El SAT anunció ajustes para dar “certeza jurídica” a inversionistas y empresas extranjeras luego de que más de 300 multinacionales estadounidenses denunciaran presuntos abusos fiscales, auditorías agresivas y obstáculos para recuperar devoluciones y deducciones en México. La presión escaló rápidamente y terminó convirtiéndose en un asunto económico y diplomático para el gobierno de Claudia Sheinbaum, en el contexto de la desaceleración económica y la caída de la inversión.

El cambio ocurre apenas unos días después del anuncio del llamado “Plan México” para impulsar inversiones. Ahí, el Consejo Coordinador Empresarial pidió medidas concretas que el gobierno aseguró estar dispuesto a implementar: autorizaciones inmediatas para proyectos, simplificación regulatoria, acceso a energía, operación eficiente de la Ventanilla Única de Comercio Exterior y certeza fiscal sin criterios retroactivos. Son los mismos temas que empresas nacionales y extranjeras llevan años señalando como frenos estructurales para invertir en el país.

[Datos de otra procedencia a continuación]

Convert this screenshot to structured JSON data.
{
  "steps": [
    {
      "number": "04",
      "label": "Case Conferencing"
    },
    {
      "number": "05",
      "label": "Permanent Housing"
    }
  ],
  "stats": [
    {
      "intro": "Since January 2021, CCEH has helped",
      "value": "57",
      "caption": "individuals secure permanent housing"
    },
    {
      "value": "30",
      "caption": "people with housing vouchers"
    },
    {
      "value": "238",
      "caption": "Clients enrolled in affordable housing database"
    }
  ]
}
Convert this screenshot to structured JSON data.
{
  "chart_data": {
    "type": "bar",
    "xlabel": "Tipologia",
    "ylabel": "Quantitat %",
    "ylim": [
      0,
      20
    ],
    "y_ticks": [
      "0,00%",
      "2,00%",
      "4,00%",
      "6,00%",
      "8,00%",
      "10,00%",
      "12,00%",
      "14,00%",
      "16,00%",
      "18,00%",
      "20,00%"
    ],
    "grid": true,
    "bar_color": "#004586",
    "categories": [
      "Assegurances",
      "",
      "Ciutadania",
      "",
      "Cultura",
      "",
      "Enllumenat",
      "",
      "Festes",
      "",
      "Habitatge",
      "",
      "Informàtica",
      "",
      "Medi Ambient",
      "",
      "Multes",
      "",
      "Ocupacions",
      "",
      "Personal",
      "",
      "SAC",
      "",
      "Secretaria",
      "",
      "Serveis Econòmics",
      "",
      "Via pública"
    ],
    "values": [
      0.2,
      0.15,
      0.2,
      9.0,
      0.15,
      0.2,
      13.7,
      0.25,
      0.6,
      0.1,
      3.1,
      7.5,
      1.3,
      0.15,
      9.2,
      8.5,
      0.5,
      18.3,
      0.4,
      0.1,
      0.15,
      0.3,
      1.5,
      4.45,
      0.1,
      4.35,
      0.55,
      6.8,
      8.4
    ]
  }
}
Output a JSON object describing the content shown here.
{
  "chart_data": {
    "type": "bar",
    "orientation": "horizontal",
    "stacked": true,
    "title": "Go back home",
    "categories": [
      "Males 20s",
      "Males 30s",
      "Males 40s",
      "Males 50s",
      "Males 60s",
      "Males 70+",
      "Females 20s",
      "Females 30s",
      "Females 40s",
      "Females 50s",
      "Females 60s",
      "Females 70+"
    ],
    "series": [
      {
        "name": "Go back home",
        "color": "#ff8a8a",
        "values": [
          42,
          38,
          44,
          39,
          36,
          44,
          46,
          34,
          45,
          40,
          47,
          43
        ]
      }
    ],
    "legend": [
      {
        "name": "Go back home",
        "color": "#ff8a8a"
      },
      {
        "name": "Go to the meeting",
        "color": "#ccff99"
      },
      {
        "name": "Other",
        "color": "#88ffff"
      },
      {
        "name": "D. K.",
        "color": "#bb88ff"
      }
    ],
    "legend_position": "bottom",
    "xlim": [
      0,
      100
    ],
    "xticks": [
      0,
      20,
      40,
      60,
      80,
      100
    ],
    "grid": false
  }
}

Sin embargo, mientras Hacienda intenta enviar señales de apertura y certidumbre hacia el exterior, hacia adentro avanza un movimiento que generó preocupación entre fiscalistas y empresarios. La Procuraduría de la Defensa del Contribuyente (Prodecon) perderá autonomía y quedará bajo control de la Secretaría Anticorrupción y Buen Gobierno. El cambio debilita al principal organismo creado para equilibrar la relación entre contribuyentes y autoridad tributaria.

Posdata 3

“Si México no hace el trabajo, nosotros lo haremos”. La frase de Donald Trump sobre los cárteles mexicanos no fue solo otra provocación de campaña ni una declaración aislada. Llegó acompañada de una nueva ofensiva judicial, financiera y política de Estados Unidos contra las estructuras criminales mexicanas y contra los funcionarios presuntamente vinculados con ellas. La estrategia se concentra en capos y decomisos de droga, y también en las finanzas, las cadenas de suministro, los operadores logísticos y las redes políticas que sostienen a los grupos criminales.

La advertencia escaló todavía más este miércoles cuando el fiscal general interino de Estados Unidos, Todd Blanche, confirmó que vendrán nuevas acusaciones contra políticos mexicanos relacionados con cárteles. Blanche aseguró que las investigaciones abiertas tras los cargos contra Rubén Rocha Moya y otros funcionarios de Sinaloa apenas son el inicio y adelantó que la cooperación de líderes criminales extraditados a Estados Unidos podría derivar en nuevos expedientes judiciales. “Eso continuará”, dijo el funcionario estadounidense al referirse a los casos contra políticos y hasta jueces mexicanos.